Charles de Meyer et Benjamin Blanchard (respectivement président et directeur général de SOS Chrétiens d’Orient) redoutent, dans une tribune signée dans FigaroVox, les violations des droits de l'homme, « le pire étant à craindre de la dictature raciste et panturquiste d’Aliyev qui a récemment comparé les Arméniens à des chiens ». D’autant que, selon l’historien Gaël Nofri, « le but de l’Azerbaïdjan est de “désarméniser” le territoire du Haut-Karabagh et le cessez-feu est une première étape en vue de cet objectif ».

La mort dans l’âme, les Arméniens parcourent donc ce long et éprouvant voyage pour faire leurs adieux à leur sanctuaire orthodoxe, avant de quitter leurs maisons et fuir en exode dans le dénuement le plus total. « Les hommes et les femmes pleuraient et s'embrassaient. Les fidèles prenaient des photos des bâtiments du monastère, tandis que deux artistes réalisaient des tirages en argile d'anciennes inscriptions », écrit Jean-René Belliard sur son blog.

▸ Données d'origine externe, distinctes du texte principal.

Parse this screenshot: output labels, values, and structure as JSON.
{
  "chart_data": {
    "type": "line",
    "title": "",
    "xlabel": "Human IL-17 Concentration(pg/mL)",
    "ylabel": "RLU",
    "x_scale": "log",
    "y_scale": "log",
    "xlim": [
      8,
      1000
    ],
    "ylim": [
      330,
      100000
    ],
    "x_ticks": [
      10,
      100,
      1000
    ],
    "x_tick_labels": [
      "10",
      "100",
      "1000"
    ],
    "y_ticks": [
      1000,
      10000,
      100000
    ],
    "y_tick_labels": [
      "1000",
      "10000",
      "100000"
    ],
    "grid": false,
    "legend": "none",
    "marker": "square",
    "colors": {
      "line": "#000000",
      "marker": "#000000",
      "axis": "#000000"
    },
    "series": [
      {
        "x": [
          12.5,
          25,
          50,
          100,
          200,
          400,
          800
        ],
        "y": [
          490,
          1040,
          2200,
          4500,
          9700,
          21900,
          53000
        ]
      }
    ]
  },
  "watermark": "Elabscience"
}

Craignant le saccage, le pillage, voire la destruction de leur patrimoine religieux par une population à majorité musulmane, les religieux du monastère ont descellé les croix et mis les cloches de l’église à l'abri. Mais il est un des piliers du monastère qui ne bougera pas, et dont la foi ne vacille pas malgré les menaces environnantes. Il s’agit du père Hovhannès Hovhannisyan, qui annonce, dans Le Point : « Je ne conçois pas de partir du monastère de Dadivank. » Ici, la présence chrétienne arménienne remonte à plusieurs siècles, cette fresque gravée à l’entrée de l’église l’atteste. Elle raconte « que les reliques de Tat ont été rapportées ici depuis Jérusalem, au IVe siècle, et confiées aux prêtres arméniens. » Solide comme un roc, le père Hovhannisyan prie, baptise, console, et embrasse une dernière fois ses fidèles. Il n’a pas peur de ce qu’il pourra arriver car « la foi me porte dans cette mission de conservation et préservation de notre histoire, de notre patrimoine culturel et religieux », témoigne-t-il.

Concernant l’avenir des lieux historiques et culturels du territoire du Haut-Karabakh, les inquiétudes demeurent. « Nous sommes actuellement dans l'incertitude quant au sort du patrimoine culturel de l'Artsakh » (nom arménien du Karabakh), annonçait, à l'AFP, Nariné Toukhinian, vice-ministre de l'Éducation, de la Science et de la Culture arménien, ajoutant : « Rien n'est dit à ce sujet dans l'accord de paix. Mais nous savons bien que nous avons affaire à ceux qui détestent tout ce qui est arménien. »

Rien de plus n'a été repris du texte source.